In the Consumer Product Goods (CPG) world, there are a lot of analysts: supply chain analysts; sales analysts; shelf analysts; category analysts; transportation analysts... you get the idea.  For many people the 'analyst' role is their first step onto the managerial ladder.  It is their role to learn the business,  "crunch" numbers and one day, with hard work and a little luck, get promoted to a non-analytic, managerial role.

Knowing this career path, their managers recruit for skills and attitudes that reflect managerial and leadership potential (results focus, initiative, collaborative team working and initiative).  Rarely do they look for strong analytical skills (math, statistics, logical reasoning, systems engineering, management science, data science, programming and operations research) and as most organizations provide limited career paths for people with such skills, perhaps it is best not to recruit them into a dead-end role.

For many analysts, the work is focused around report generation which is manual and repetitive in nature ( run/copy/paste/format) and leaves little time for investigative, analytical work to comment on the reports, let alone investigate why the report says what it does.  The analyst stays stuck in this rut because they do not possess the skills and perhaps the time to find a way out.

It should not come as a surprise then that while analysts can be very bright, very energetic and looking forward to a great career in your company, they may not be very strong at 'analysis': framing the business issue to be solved; extracting the maximum useful insight from available data; and making recommendations as to next steps.

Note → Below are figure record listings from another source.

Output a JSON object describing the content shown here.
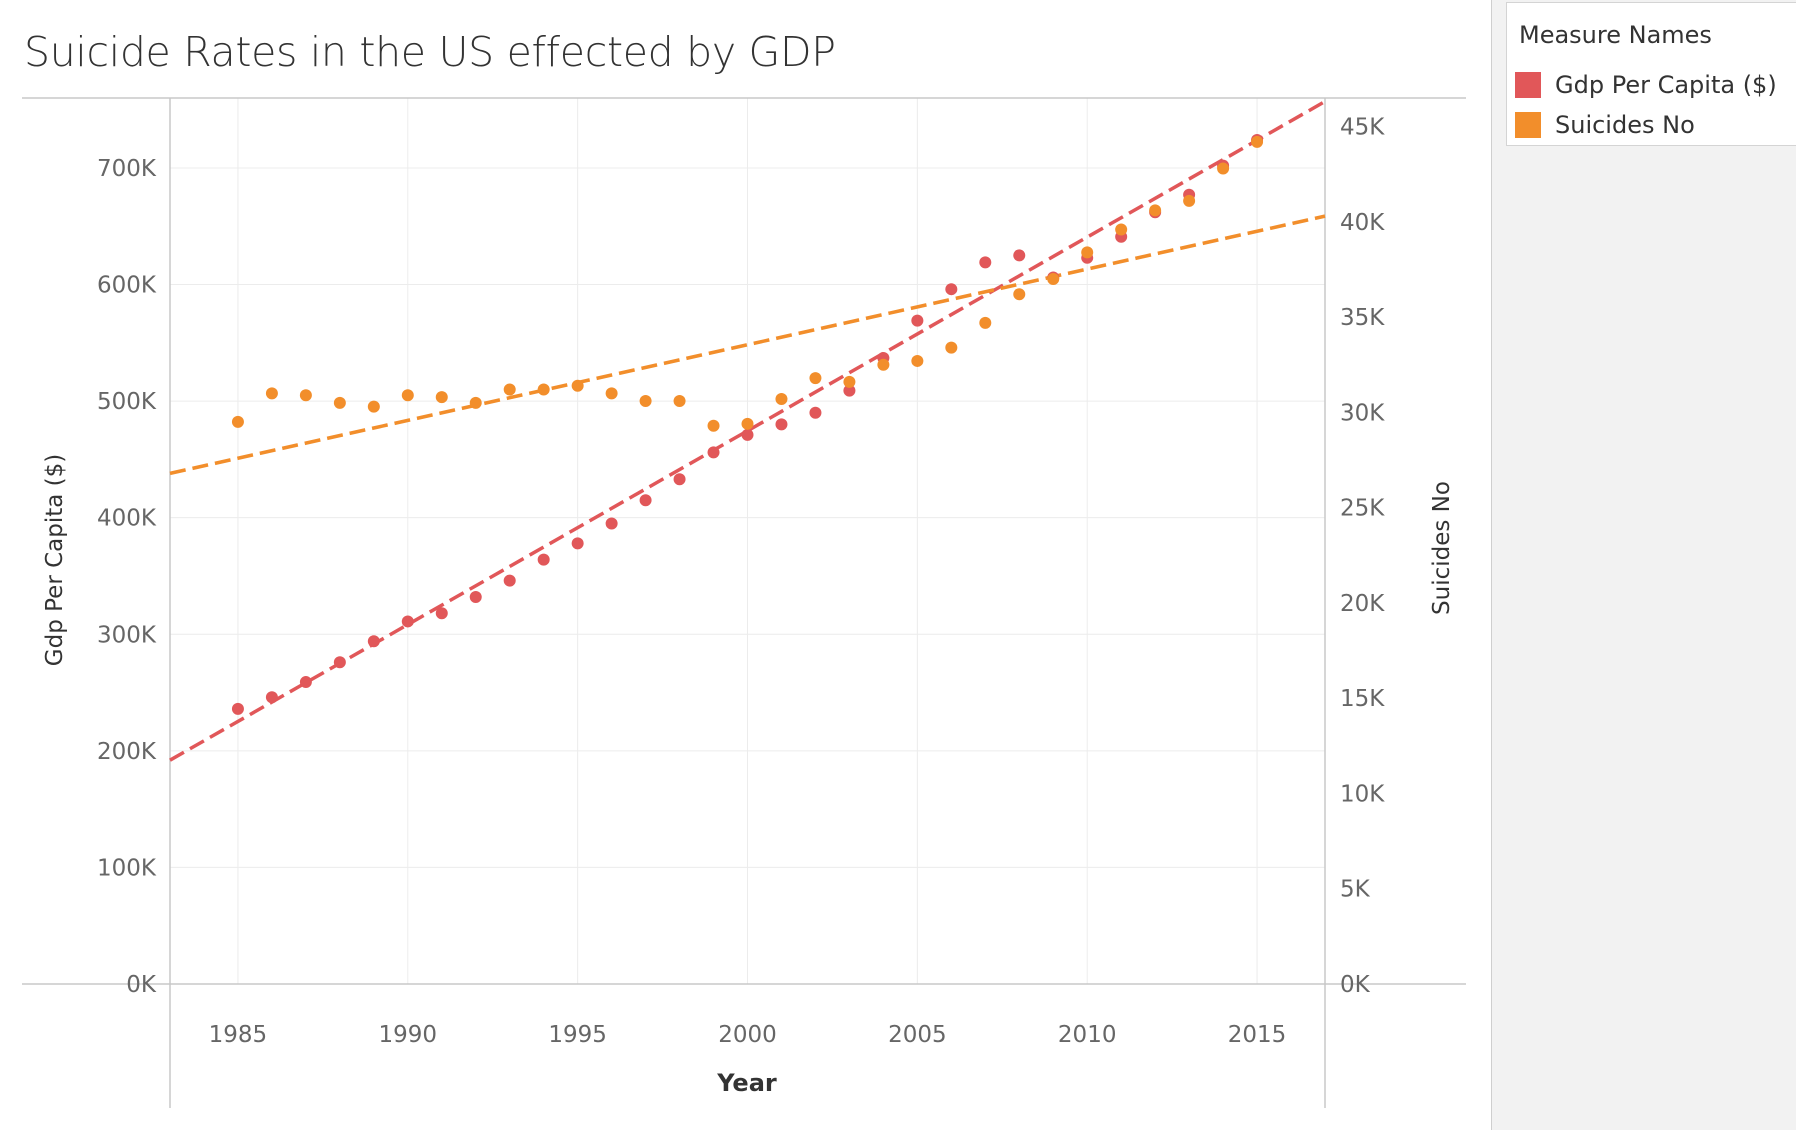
{
  "colors": {
    "gdp": "#e15759",
    "suicides": "#f28e2b",
    "grid": "#ececec",
    "axis": "#c8c8c8",
    "text": "#333333",
    "tick": "#666666"
  },
  "title": "Suicide Rates in the US effected by GDP",
  "legend": {
    "title": "Measure Names",
    "items": [
      {
        "key": "gdp",
        "label": "Gdp Per Capita ($)"
      },
      {
        "key": "suicides",
        "label": "Suicides No"
      }
    ]
  },
  "chart_data": {
    "type": "scatter",
    "title": "Suicide Rates in the US effected by GDP",
    "xlabel": "Year",
    "ylabel_left": "Gdp Per Capita ($)",
    "ylabel_right": "Suicides No",
    "xlim": [
      1983,
      2017
    ],
    "x_ticks": [
      1985,
      1990,
      1995,
      2000,
      2005,
      2010,
      2015
    ],
    "ylim_left": [
      0,
      760000
    ],
    "y_ticks_left": [
      0,
      100000,
      200000,
      300000,
      400000,
      500000,
      600000,
      700000
    ],
    "y_tick_labels_left": [
      "0K",
      "100K",
      "200K",
      "300K",
      "400K",
      "500K",
      "600K",
      "700K"
    ],
    "ylim_right": [
      0,
      46500
    ],
    "y_ticks_right": [
      0,
      5000,
      10000,
      15000,
      20000,
      25000,
      30000,
      35000,
      40000,
      45000
    ],
    "y_tick_labels_right": [
      "0K",
      "5K",
      "10K",
      "15K",
      "20K",
      "25K",
      "30K",
      "35K",
      "40K",
      "45K"
    ],
    "grid": true,
    "legend_position": "right",
    "x": [
      1985,
      1986,
      1987,
      1988,
      1989,
      1990,
      1991,
      1992,
      1993,
      1994,
      1995,
      1996,
      1997,
      1998,
      1999,
      2000,
      2001,
      2002,
      2003,
      2004,
      2005,
      2006,
      2007,
      2008,
      2009,
      2010,
      2011,
      2012,
      2013,
      2014,
      2015
    ],
    "series": [
      {
        "name": "Gdp Per Capita ($)",
        "axis": "left",
        "color": "#e15759",
        "values": [
          236000,
          246000,
          259000,
          276000,
          294000,
          311000,
          318000,
          332000,
          346000,
          364000,
          378000,
          395000,
          415000,
          433000,
          456000,
          471000,
          480000,
          490000,
          509000,
          537000,
          569000,
          596000,
          619000,
          625000,
          606000,
          623000,
          641000,
          662000,
          677000,
          702000,
          724000
        ],
        "trend": {
          "start": [
            1983,
            192000
          ],
          "end": [
            2017,
            757000
          ]
        }
      },
      {
        "name": "Suicides No",
        "axis": "right",
        "color": "#f28e2b",
        "values": [
          29500,
          31000,
          30900,
          30500,
          30300,
          30900,
          30800,
          30500,
          31200,
          31200,
          31400,
          31000,
          30600,
          30600,
          29300,
          29400,
          30700,
          31800,
          31600,
          32500,
          32700,
          33400,
          34700,
          36200,
          37000,
          38400,
          39600,
          40600,
          41100,
          42800,
          44200
        ],
        "trend": {
          "start": [
            1983,
            26800
          ],
          "end": [
            2017,
            40300
          ]
        }
      }
    ]
  }
}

Of course it also gives you an idea why some people strong in analytic skills don't always do good analysis either :-)  In my experience, many lack the interest in the business issue they are working on, being enamored with the analytic process rather than the end-result.

Finding the combination of skill-sets you need to do this work well is tough and unless you have a very large organization, maintaining a critical mass of these skills is likely to be a problem too - it may be necessary to buy it in.